Two families in the layout

agent-work/dev-tooling/ reorganized by family (instead of by tool) keeps the two distinct:

agent-work/dev-tooling/
  core-analysis/             # FAMILY B — subject: gramps CORE; findings → core PRs
    pyright/                 #   None-flow            (existing)
    semgrep/                 #   core bug-hunting rules incl. connect-without-disconnect
    codeql/                  #   reserved flow        (existing NOTES)
    README.md                #   "subject = core; NOT addon-dev conformance"
  addon-conformance/         # FAMILY A — subject: addons-source; addon-dev tiers
    lib/                     #   shared .gpr.py exec-shim + requires_mod extractor (single-sourced)
    tier1-structure/         #   stdlib + exec-shim + fs    (TESTBED MIRROR of upstream)
    tier2-shape/             #   semgrep addon rules + fixtures (staging pre-upstream)
    README.md                #   "canonical home = addons-source CI; this mirrors it"
  pre-commit/                # hooks (existing) — Tier-4 local + analyzer pre-commits
  ide/                       # vscode/ + claude-commands/ (existing)
  README.md                  # this matrix; what is NOT here (T1/3 upstream, T4 forks, T5 process)

Names are a proposal, not the point. The point: Family B stays whole and clearly upstream-source-subject; Family A is tiered and explicitly labeled a mirror of its upstream home; the shared exec-shim library has one location so single-sourcing has a place to point.

Build order (concrete deliverables, per 03 - Cycle Automation)

The gates, single-sourced — structural validator (T1 exec-shim
- T2 semgrep), runtime gate (T3 find_spec + clean-env suite), correctness re-runners (repro, verification, regression), T4 commit-msg + branch-target + version-bump hooks. Each callable identically by the local driver and by CI.
The driver (in 03) — calls the gates, withholds build-notes.md from the reviewer, assembles SUMMARY.md.
The contribution-batch fan-out (in 03) — uses the gates over N issues.
The reviewer's AGENTS.md (in 03) — fixes the judgment-path shape for C5, T5, validation.

The gates are the long pole because both the local driver and the CI re-gate depend on them existing as single-sourced code. Until they exist, Check cannot run unattended and the body cannot fan out.

What this doc is not

This doc does not specify the project's conformance rules (those are the per-repo specification — 06 - Quality Cycle Guidelines §Precondition; in the Gramps worked example, the "doc 16" addon-dev guidelines). It documents the tooling axis — what implements Check, where each piece lives, how single-sourcing connects local and CI — so a project adopting the cycle can plan its build order without ambiguity about which gate goes where.

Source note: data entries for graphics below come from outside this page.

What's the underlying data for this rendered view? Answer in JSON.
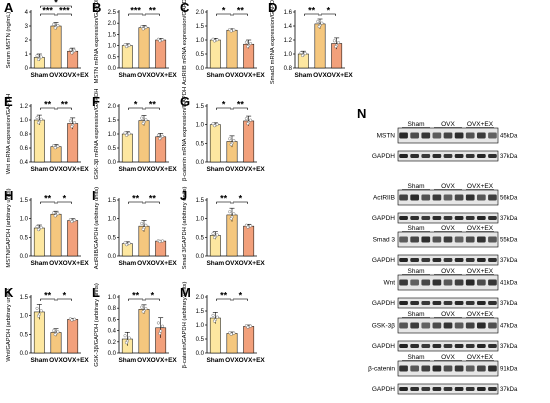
{
  "colors": {
    "sham": "#fde7a0",
    "ovx": "#f5c77e",
    "ovx_ex": "#f2a07b",
    "axis": "#000000",
    "dot": "#ffffff"
  },
  "chart_data": [
    {
      "letter": "A",
      "type": "bar",
      "categories": [
        "Sham",
        "OVX",
        "OVX+EX"
      ],
      "values": [
        0.75,
        3.0,
        1.2
      ],
      "errors": [
        0.25,
        0.25,
        0.22
      ],
      "ylabel": "Serum MSTN (ng/mL)",
      "ylim": [
        0,
        4
      ],
      "yticks": [
        "0",
        "1",
        "2",
        "3",
        "4"
      ],
      "sig": [
        {
          "a": 0,
          "b": 1,
          "label": "***",
          "level": 1
        },
        {
          "a": 1,
          "b": 2,
          "label": "***",
          "level": 1
        },
        {
          "a": 0,
          "b": 2,
          "label": "*",
          "level": 2
        }
      ]
    },
    {
      "letter": "B",
      "type": "bar",
      "categories": [
        "Sham",
        "OVX",
        "OVX+EX"
      ],
      "values": [
        1.0,
        1.8,
        1.25
      ],
      "errors": [
        0.08,
        0.1,
        0.07
      ],
      "ylabel": "MSTN mRNA expression/GAPDH",
      "ylim": [
        0,
        2.5
      ],
      "yticks": [
        "0.0",
        "0.5",
        "1.0",
        "1.5",
        "2.0",
        "2.5"
      ],
      "sig": [
        {
          "a": 0,
          "b": 1,
          "label": "***",
          "level": 1
        },
        {
          "a": 1,
          "b": 2,
          "label": "**",
          "level": 1
        }
      ]
    },
    {
      "letter": "C",
      "type": "bar",
      "categories": [
        "Sham",
        "OVX",
        "OVX+EX"
      ],
      "values": [
        1.0,
        1.35,
        0.85
      ],
      "errors": [
        0.06,
        0.05,
        0.15
      ],
      "ylabel": "ActRIIB mRNA expression/GAPDH",
      "ylim": [
        0,
        2.0
      ],
      "yticks": [
        "0.0",
        "0.5",
        "1.0",
        "1.5",
        "2.0"
      ],
      "sig": [
        {
          "a": 0,
          "b": 1,
          "label": "*",
          "level": 1
        },
        {
          "a": 1,
          "b": 2,
          "label": "**",
          "level": 1
        }
      ]
    },
    {
      "letter": "D",
      "type": "bar",
      "categories": [
        "Sham",
        "OVX",
        "OVX+EX"
      ],
      "values": [
        1.0,
        1.43,
        1.15
      ],
      "errors": [
        0.04,
        0.07,
        0.08
      ],
      "ylabel": "Smad3 mRNA expression/GAPDH",
      "ylim": [
        0.8,
        1.6
      ],
      "yticks": [
        "0.8",
        "1.0",
        "1.2",
        "1.4",
        "1.6"
      ],
      "sig": [
        {
          "a": 0,
          "b": 1,
          "label": "**",
          "level": 1
        },
        {
          "a": 1,
          "b": 2,
          "label": "*",
          "level": 1
        }
      ]
    },
    {
      "letter": "E",
      "type": "bar",
      "categories": [
        "Sham",
        "OVX",
        "OVX+EX"
      ],
      "values": [
        1.0,
        0.62,
        0.95
      ],
      "errors": [
        0.07,
        0.03,
        0.08
      ],
      "ylabel": "Wnt mRNA expression/GAPDH",
      "ylim": [
        0.4,
        1.2
      ],
      "yticks": [
        "0.4",
        "0.6",
        "0.8",
        "1.0",
        "1.2"
      ],
      "sig": [
        {
          "a": 0,
          "b": 1,
          "label": "**",
          "level": 1
        },
        {
          "a": 1,
          "b": 2,
          "label": "**",
          "level": 1
        }
      ]
    },
    {
      "letter": "F",
      "type": "bar",
      "categories": [
        "Sham",
        "OVX",
        "OVX+EX"
      ],
      "values": [
        1.0,
        1.48,
        0.9
      ],
      "errors": [
        0.08,
        0.18,
        0.12
      ],
      "ylabel": "GSK-3β mRNA expression/GAPDH",
      "ylim": [
        0,
        2.0
      ],
      "yticks": [
        "0.0",
        "0.5",
        "1.0",
        "1.5",
        "2.0"
      ],
      "sig": [
        {
          "a": 0,
          "b": 1,
          "label": "*",
          "level": 1
        },
        {
          "a": 1,
          "b": 2,
          "label": "**",
          "level": 1
        }
      ]
    },
    {
      "letter": "G",
      "type": "bar",
      "categories": [
        "Sham",
        "OVX",
        "OVX+EX"
      ],
      "values": [
        1.0,
        0.55,
        1.1
      ],
      "errors": [
        0.05,
        0.15,
        0.13
      ],
      "ylabel": "β-catenin mRNA expression/GAPDH",
      "ylim": [
        0,
        1.5
      ],
      "yticks": [
        "0.0",
        "0.5",
        "1.0",
        "1.5"
      ],
      "sig": [
        {
          "a": 0,
          "b": 1,
          "label": "*",
          "level": 1
        },
        {
          "a": 1,
          "b": 2,
          "label": "**",
          "level": 1
        }
      ]
    },
    {
      "letter": "H",
      "type": "bar",
      "categories": [
        "Sham",
        "OVX",
        "OVX+EX"
      ],
      "values": [
        0.75,
        1.12,
        0.95
      ],
      "errors": [
        0.08,
        0.08,
        0.05
      ],
      "ylabel": "MSTN/GAPDH (arbitrary units)",
      "ylim": [
        0,
        1.5
      ],
      "yticks": [
        "0.0",
        "0.5",
        "1.0",
        "1.5"
      ],
      "sig": [
        {
          "a": 0,
          "b": 1,
          "label": "**",
          "level": 1
        },
        {
          "a": 1,
          "b": 2,
          "label": "*",
          "level": 1
        }
      ]
    },
    {
      "letter": "I",
      "type": "bar",
      "categories": [
        "Sham",
        "OVX",
        "OVX+EX"
      ],
      "values": [
        0.33,
        0.8,
        0.4
      ],
      "errors": [
        0.05,
        0.15,
        0.02
      ],
      "ylabel": "ActRIIB/GAPDH (arbitrary units)",
      "ylim": [
        0,
        1.5
      ],
      "yticks": [
        "0.0",
        "0.5",
        "1.0",
        "1.5"
      ],
      "sig": [
        {
          "a": 0,
          "b": 1,
          "label": "**",
          "level": 1
        },
        {
          "a": 1,
          "b": 2,
          "label": "**",
          "level": 1
        }
      ]
    },
    {
      "letter": "J",
      "type": "bar",
      "categories": [
        "Sham",
        "OVX",
        "OVX+EX"
      ],
      "values": [
        0.55,
        1.1,
        0.8
      ],
      "errors": [
        0.1,
        0.18,
        0.05
      ],
      "ylabel": "Smad 3/GAPDH (arbitrary units)",
      "ylim": [
        0,
        1.5
      ],
      "yticks": [
        "0.0",
        "0.5",
        "1.0",
        "1.5"
      ],
      "sig": [
        {
          "a": 0,
          "b": 1,
          "label": "**",
          "level": 1
        },
        {
          "a": 1,
          "b": 2,
          "label": "*",
          "level": 1
        }
      ]
    },
    {
      "letter": "K",
      "type": "bar",
      "categories": [
        "Sham",
        "OVX",
        "OVX+EX"
      ],
      "values": [
        1.1,
        0.55,
        0.9
      ],
      "errors": [
        0.2,
        0.1,
        0.03
      ],
      "ylabel": "Wnt/GAPDH (arbitrary units)",
      "ylim": [
        0,
        1.5
      ],
      "yticks": [
        "0.0",
        "0.5",
        "1.0",
        "1.5"
      ],
      "sig": [
        {
          "a": 0,
          "b": 1,
          "label": "**",
          "level": 1
        },
        {
          "a": 1,
          "b": 2,
          "label": "*",
          "level": 1
        }
      ]
    },
    {
      "letter": "L",
      "type": "bar",
      "categories": [
        "Sham",
        "OVX",
        "OVX+EX"
      ],
      "values": [
        0.25,
        0.78,
        0.45
      ],
      "errors": [
        0.12,
        0.08,
        0.18
      ],
      "ylabel": "GSK-3β/GAPDH (arbitrary units)",
      "ylim": [
        0,
        1.0
      ],
      "yticks": [
        "0.0",
        "0.2",
        "0.4",
        "0.6",
        "0.8",
        "1.0"
      ],
      "sig": [
        {
          "a": 0,
          "b": 1,
          "label": "**",
          "level": 1
        },
        {
          "a": 1,
          "b": 2,
          "label": "*",
          "level": 1
        }
      ]
    },
    {
      "letter": "M",
      "type": "bar",
      "categories": [
        "Sham",
        "OVX",
        "OVX+EX"
      ],
      "values": [
        1.25,
        0.7,
        0.95
      ],
      "errors": [
        0.2,
        0.05,
        0.05
      ],
      "ylabel": "β-catenin/GAPDH (arbitrary units)",
      "ylim": [
        0,
        2.0
      ],
      "yticks": [
        "0.0",
        "0.5",
        "1.0",
        "1.5",
        "2.0"
      ],
      "sig": [
        {
          "a": 0,
          "b": 1,
          "label": "**",
          "level": 1
        },
        {
          "a": 1,
          "b": 2,
          "label": "*",
          "level": 1
        }
      ]
    }
  ],
  "blots": {
    "letter": "N",
    "groups": [
      "Sham",
      "OVX",
      "OVX+EX"
    ],
    "rows": [
      {
        "name": "MSTN",
        "kda": "45kDa",
        "show_groups": true
      },
      {
        "name": "GAPDH",
        "kda": "37kDa",
        "show_groups": false
      },
      {
        "name": "ActRIIB",
        "kda": "56kDa",
        "show_groups": true
      },
      {
        "name": "GAPDH",
        "kda": "37kDa",
        "show_groups": false
      },
      {
        "name": "Smad 3",
        "kda": "55kDa",
        "show_groups": true
      },
      {
        "name": "GAPDH",
        "kda": "37kDa",
        "show_groups": false
      },
      {
        "name": "Wnt",
        "kda": "41kDa",
        "show_groups": true
      },
      {
        "name": "GAPDH",
        "kda": "37kDa",
        "show_groups": false
      },
      {
        "name": "GSK-3β",
        "kda": "47kDa",
        "show_groups": true
      },
      {
        "name": "GAPDH",
        "kda": "37kDa",
        "show_groups": false
      },
      {
        "name": "β-catenin",
        "kda": "91kDa",
        "show_groups": true
      },
      {
        "name": "GAPDH",
        "kda": "37kDa",
        "show_groups": false
      }
    ]
  }
}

The rules themselves are subject to Act (01 - The Quality Cycle §Act): when a rule needs adding, retiring, relaxing, or tightening, that change lands as an Act delta in process/act-log.md and modifies the per-repo specification. The tooling that applies the rules — this doc's subject — is downstream of the rules themselves and changes only when a rule's home moves, its mechanism changes, or single-sourcing introduces a new shared component.